Vegetarian Chili Recipe: (4 servings)


  • 1 ½ teaspoons vegetable oil
  • ½ cup chopped onions
  • ¼ cup chopped carrots
  • 1 clove garlic, minced
  • 1 ½ teaspoons chili powder
  • ½ cup chopped green bell pepper
  • ½ cup chopped red bell pepper
  • ¼ cup chopped celery
  • ¾ cups chopped fresh mushrooms
  • ½ (28 ounce) can whole peeled tomatoes with liquid, chopped
  • ½ (19 ounce) can of kidney beans with liquid
  • 1 ½ teaspoons ground cumin
  • ¾ teaspoons dried oregano
  • ¾ teaspoons dried basil


  1. Heat the vegetable oil in a large saucepan over medium heat. Sauté onions, carrots and garlic until tender.
  2. Stir in green pepper, red pepper, celery and chili powder, cook until tender.
  3. Stir in mushrooms and cook for approximately 4 minutes. Stir in tomatoes, kidney beans, and corn (And any other vegetables you would like). Season with cumin, oregano, and basil. Cover and let simmer for 20 minutes, stirring occasionally. Enjoy!

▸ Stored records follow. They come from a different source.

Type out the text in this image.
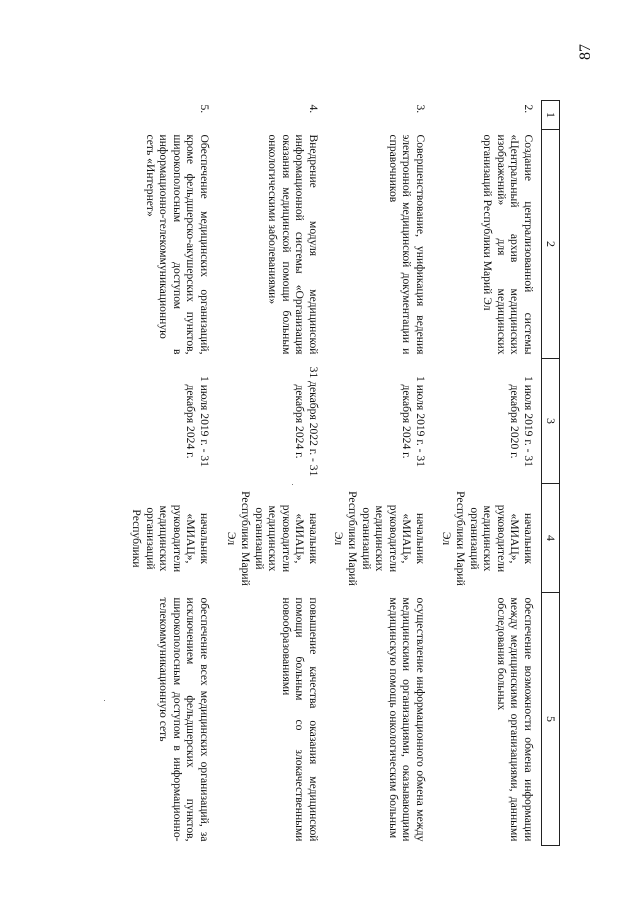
87
1	2	3	4	5
2.	Создание централизованной системы «Центральный архив медицинских изображений» для медицинских организаций Республики Марий Эл	1 июля 2019 г. - 31 декабря 2020 г.	начальник «МИАЦ», руководители медицинских организаций Республики Марий Эл	обеспечение возможности обмена информации между медицинскими организациями, данными обследования больных
3.	Совершенствование, унификация ведения электронной медицинской документации и справочников	1 июля 2019 г. - 31 декабря 2024 г.	начальник «МИАЦ», руководители медицинских организаций Республики Марий Эл	осуществление информационного обмена между медицинскими организациями, оказывающими медицинскую помощь онкологическим больным
4.	Внедрение модуля медицинской информационной системы «Организация оказания медицинской помощи больным онкологическими заболеваниями»	31 декабря 2022 г. - 31 декабря 2024 г.	начальник «МИАЦ», руководители медицинских организаций Республики Марий Эл	повышение качества оказания медицинской помощи больным со злокачественными новообразованиями
5.	Обеспечение медицинских организаций, кроме фельдшерско-акушерских пунктов, широкополосным доступом в информационно-телекоммуникационную сеть «Интернет»	1 июля 2019 г. - 31 декабря 2024 г.	начальник «МИАЦ», руководители медицинских организаций Республики	обеспечение всех медицинских организаций, за исключением фельдшерских пунктов, широкополосным доступом в информационно-телекоммуникационную сеть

Sesame Tofu and Rice: (4 servings)


  • 14 oz. extra-firm tofu, drained
  • ¼ cup sesame seeds
  • 2 tablespoons canola oil
  • 3 cloves garlic, minced
  • 1 tablespoon grated ginger
  • 1 tablespoon balsamic vinegar
  • 2 ½ tablespoons soy-sauce (preferably low-sodium)
  • 1 tablespoon brown sugar
  • 1 tablespoon corn starch (can use flour as replacement)
  • 2 cups cooked brown rice
  • 6 heads sautéed baby bok choy


  1. Cut the tofu into 12, ¾ inch thick slabs, then blot with a paper towel. Spread the sesame seeds out on a plate, and press the tofu onto them.
  2. In a large pan sauté the tofu in the canola oil until sesame seeds are golden brown, approximately 3 minutes per side.
  3. In a small bowl whisk together garlic, ginger, vinegar, soy sauce, brown sugar, corn starch and ½ cup of water. Add to the pan and let simmer until thickened, approximately 2 minutes. Pour sauce over the tofu; serve with the brown rice and bok choy. Enjoy!

Both recipes call for 4 servings, if you’re cooking for one make sure to freeze any leftovers. They can be reheated for a quick dinner another night!